Я не дала коленям подкоситься, хотя сердце колотилось как бешеное, и отругала себя за то, что забралась слишком далеко от освящённой земли. Задержалась на любимом рынке, и вот почти сумерки, то опасное время, когда завеса истончается, позволяя алчущим, ненасытным сущностям проникнуть в наш мир в поисках того, что они никогда не в силах вновь обрести.
С девяти лет отец учил меня, как защищаться от паразитической природы призраков, но я нарушила все его правила. Я влюбилась в мужчину, которого преследовали привидения, и теперь дверь открыта, позволяя войти в наш мир иным. Позволяя злу найти меня.
В конце улицы прогрохотала машина, и я напряглась, хотя и была рада столь нормальному звуку. Но рёв двигателя слишком быстро стих, и воцарившаяся тишина предвещала беду. Движение в час пик уже рассосалось, на улице было необычно мало прохожих. Весь тротуар был полностью в моём распоряжении. Словно всё растворилось на заднем плане, и в моём мире остались лишь глухой стук шагов и испуганный грохот сердца.
Я переложила сумку в свободную руку, позволив себе быстро повернуться налево, туда, где садилось солнце над рекой Эшли. Крапчатое небо пылало, как угольки угасающего костра. Свет отбрасывал золотое сияние на шпили и колокольни, которые усеивали низкий горизонт города церквей.
Приятно снова оказаться в любимом Чарльстоне, но я пребывала на грани нервного срыва с тех пор, как вернулась. Нервное напряжение стало следствием эмоциональной и физической травмы, которую я перенесла во время реставрации кладбища в предгорьях Голубого хребта. Но была и другая причина, по которой я не могла ни есть, ни спать. Более глубокое беспокойство, которое заставляло меня метаться по улицам с самого утра.
Я судорожно вздохнула.
Девлин.
Преследуемый призраками детектив, которого я не могла выкинуть ни из головы, ни из своего сердца. Одна мысль о нём подобна греховной ласке, запретному поцелую. Стоило мне закрыть глаза, как я слышала его аристократический шёпот, этот тягучий, соблазнительный тембр. Крохотное усилие, и я могла пробудить в воображении жгучий огонь его идеальных губ... медовый след его языка... эти изящные, порхающие руки ...
Снова сосредоточившись на улице, я оглянулась через плечо.
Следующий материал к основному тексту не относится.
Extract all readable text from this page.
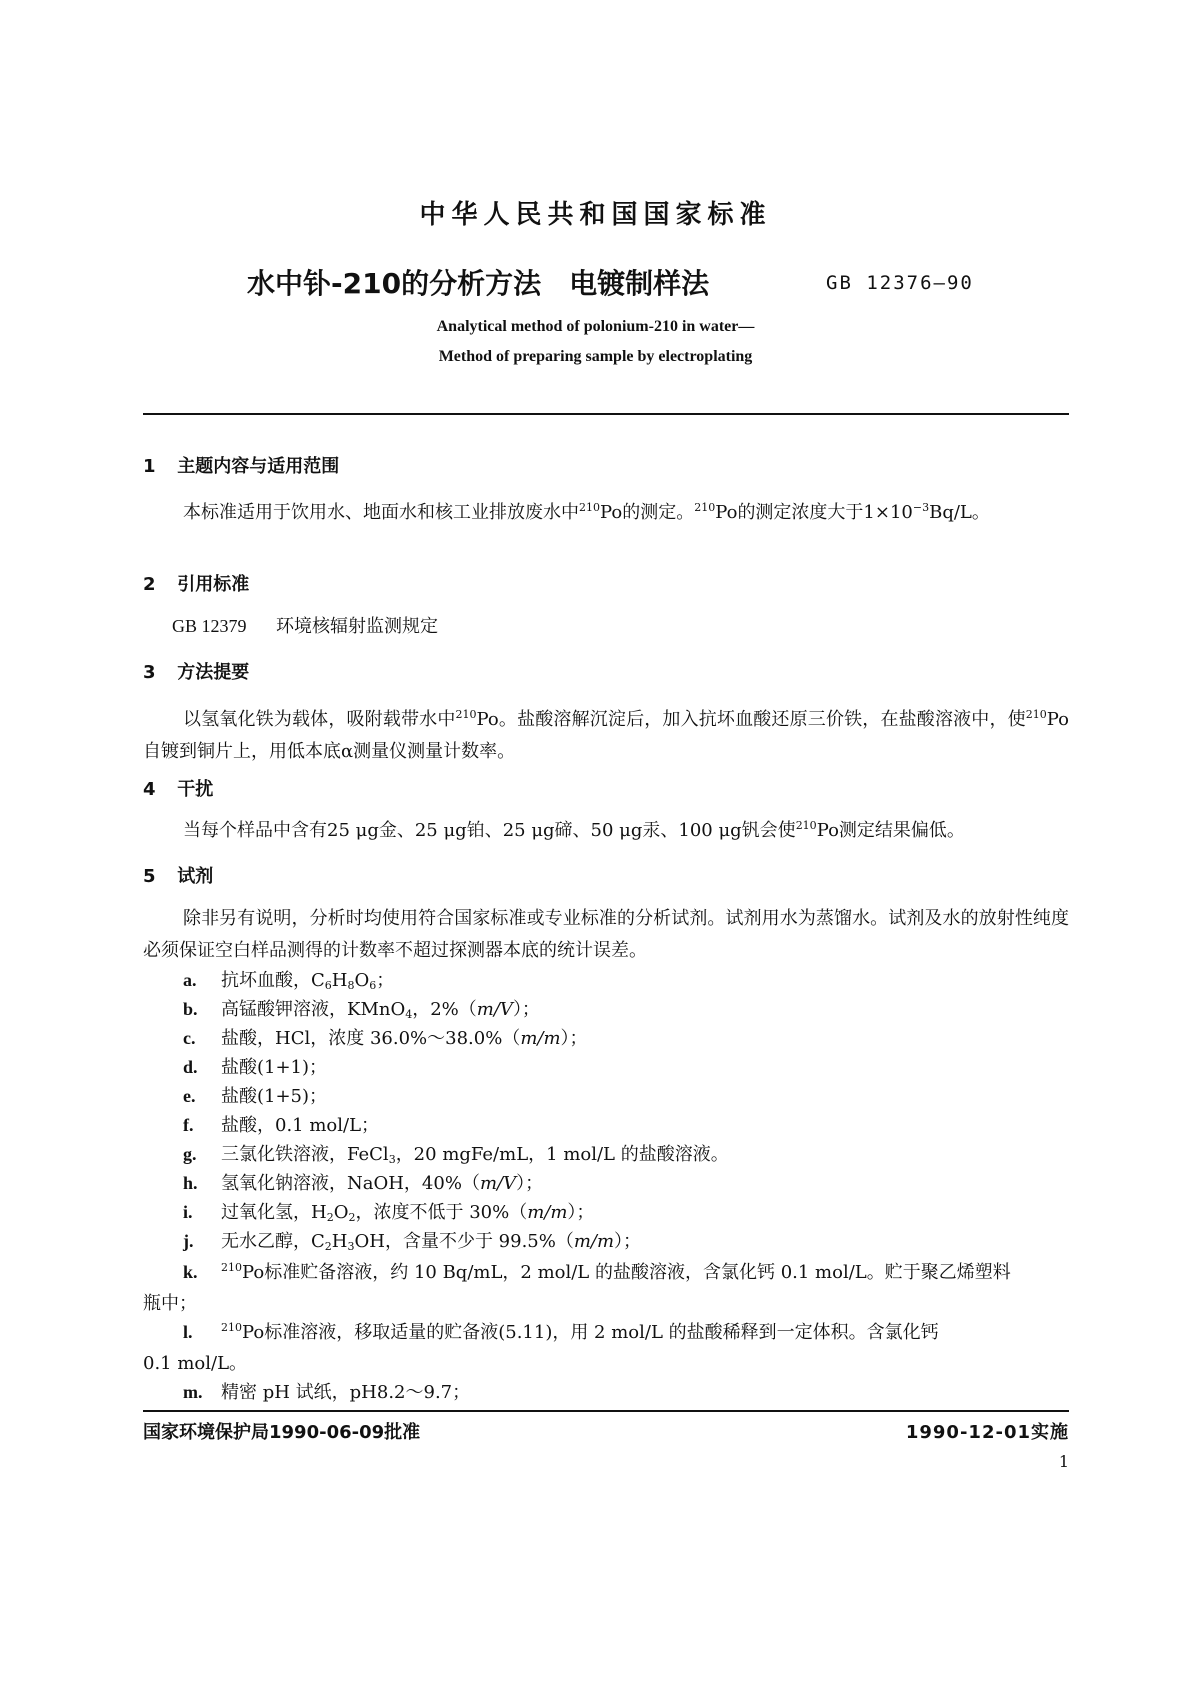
中华人民共和国国家标准
水中钋-210的分析方法　电镀制样法	GB 12376—90
Analytical method of polonium-210 in water—
Method of preparing sample by electroplating
1 主题内容与适用范围
本标准适用于饮用水、地面水和核工业排放废水中$^{210}$Po的测定。$^{210}$Po的测定浓度大于$1\times 10^{-3}Bq/L$。
2 引用标准
GB 12379 环境核辐射监测规定
3 方法提要
以氢氧化铁为载体，吸附载带水中$^{210}$Po。盐酸溶解沉淀后，加入抗坏血酸还原三价铁，在盐酸溶液中，使$^{210}$Po自镀到铜片上，用低本底α测量仪测量计数率。
4 干扰
当每个样品中含有25 μg金、25 μg铂、25 μg碲、50 μg汞、100 μg钒会使$^{210}$Po测定结果偏低。
5 试剂
除非另有说明，分析时均使用符合国家标准或专业标准的分析试剂。试剂用水为蒸馏水。试剂及水的放射性纯度必须保证空白样品测得的计数率不超过探测器本底的统计误差。
a. 抗坏血酸，$C_6H_8O_6$；
b. 高锰酸钾溶液，KMnO$_4$，2%（m/V）；
c. 盐酸，HCl，浓度 36.0%～38.0%（m/m）；
d. 盐酸(1+1)；
e. 盐酸(1+5)；
f. 盐酸，0.1 mol/L；
g. 三氯化铁溶液，FeCl$_3$，20 mgFe/mL，1 mol/L 的盐酸溶液。
h. 氢氧化钠溶液，NaOH，40%（m/V）；
i. 过氧化氢，$H_2O_2$，浓度不低于 30%（m/m）；
j. 无水乙醇，$C_2H_3OH$，含量不少于 99.5%（m/m）；
k. $^{210}$Po标准贮备溶液，约 10 Bq/mL，2 mol/L 的盐酸溶液，含氯化钙 0.1 mol/L。贮于聚乙烯塑料
瓶中；
l.	$^{210}$Po标准溶液，移取适量的贮备液(5.11)，用 2 mol/L 的盐酸稀释到一定体积。含氯化钙
0.1 mol/L。
m. 精密 pH 试纸，pH8.2～9.7；
国家环境保护局1990-06-09批准	1990-12-01实施
1
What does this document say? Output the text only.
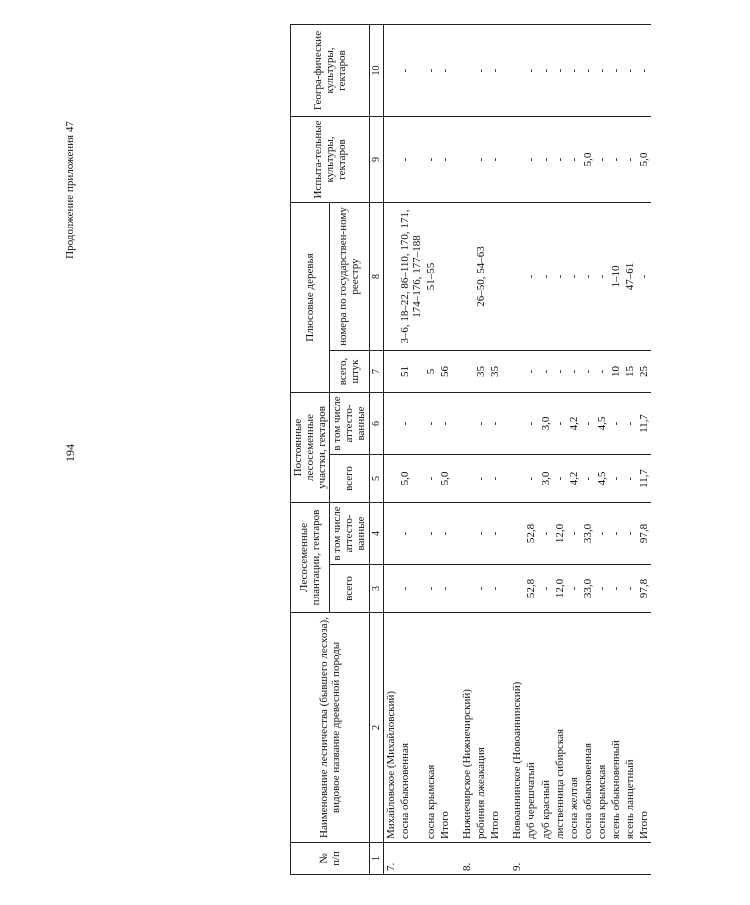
194
Продолжение приложения 47
№
п/п	Наименование лесничества (бывшего лесхоза), видовое название древесной породы	Лесосеменные плантации, гектаров		Постоянные лесосеменные участки, гектаров		Плюсовые деревья		Испыта-тельные культуры, гектаров	Геогра-фические культуры, гектаров
		всего	в том числе аттесто-ванные	всего	в том числе аттесто-ванные	всего, штук	номера по государствен-ному реестру		
1	2	3	4	5	6	7	8	9	10
7.	Михайловское (Михайловский)								
	сосна обыкновенная	-	-	5,0	-	51	3–6, 18–22, 86–110, 170, 171, 174–176, 177–188	-	-
	сосна крымская	-	-	-	-	5	51–55	-	-
	Итого	-	-	5,0	-	56		-	-

8.	Нижнечирское (Нижнечирский)								
	робиния лжеакация	-	-	-	-	35	26–50, 54–63	-	-
	Итого	-	-	-	-	35		-	-

9.	Новоаннинское (Новоаннинский)								
	дуб черешчатый	52,8	52,8	-	-	-	-	-	-
	дуб красный	-	-	3,0	3,0	-	-	-	-
	лиственница сибирская	12,0	12,0	-	-	-	-	-	-
	сосна желтая	-	-	4,2	4,2	-	-	-	-
	сосна обыкновенная	33,0	33,0	-	-	-	-	5,0	-
	сосна крымская	-	-	4,5	4,5	-	-	-	-
	ясень обыкновенный	-	-	-	-	10	1–10	-	-
	ясень ланцетный	-	-	-	-	15	47–61	-	-
	Итого	97,8	97,8	11,7	11,7	25	-	5,0	-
Что бы меня ни преследовало, оно отступило или исчезло, и мой страх ослаб, как и всегда, когда я приближалась к освящённой земле.
Вдруг откуда-то с высоких ветвей донеслась птичья трель. Она так меня напугала, что я машинально остановилась и прислушалась. Однажды я слышала подобные звуки в вечерних сумерках одного из парижских дворов. Эта серенада не похожа ни на одну другую. Нежная и мечтательная. Как будто принимаешь ванну при свечах. Я бы подумала, это соловей, но они обитают в Европе и сейчас должны были пролетать три тысячи миль на зимовку в Африку.
Вслед за трелью до меня донёсся аромат чего-то пышного и экзотического. Ни звук, ни запах не принадлежали этому городу — возможно, даже этому миру, — и меня пробил озноб.
Я услышала шёпот и обернулась, почти ожидая увидеть Девлина, выходящего из тени так же, как он появился передо мной из тумана в ночь нашей первой встречи. Я всё ещё помнила, каким он показался мне тогда — загадочным незнакомцем, мрачно красивым и задумчивым, словно он только что вышел прямо из моих девичьих грёз.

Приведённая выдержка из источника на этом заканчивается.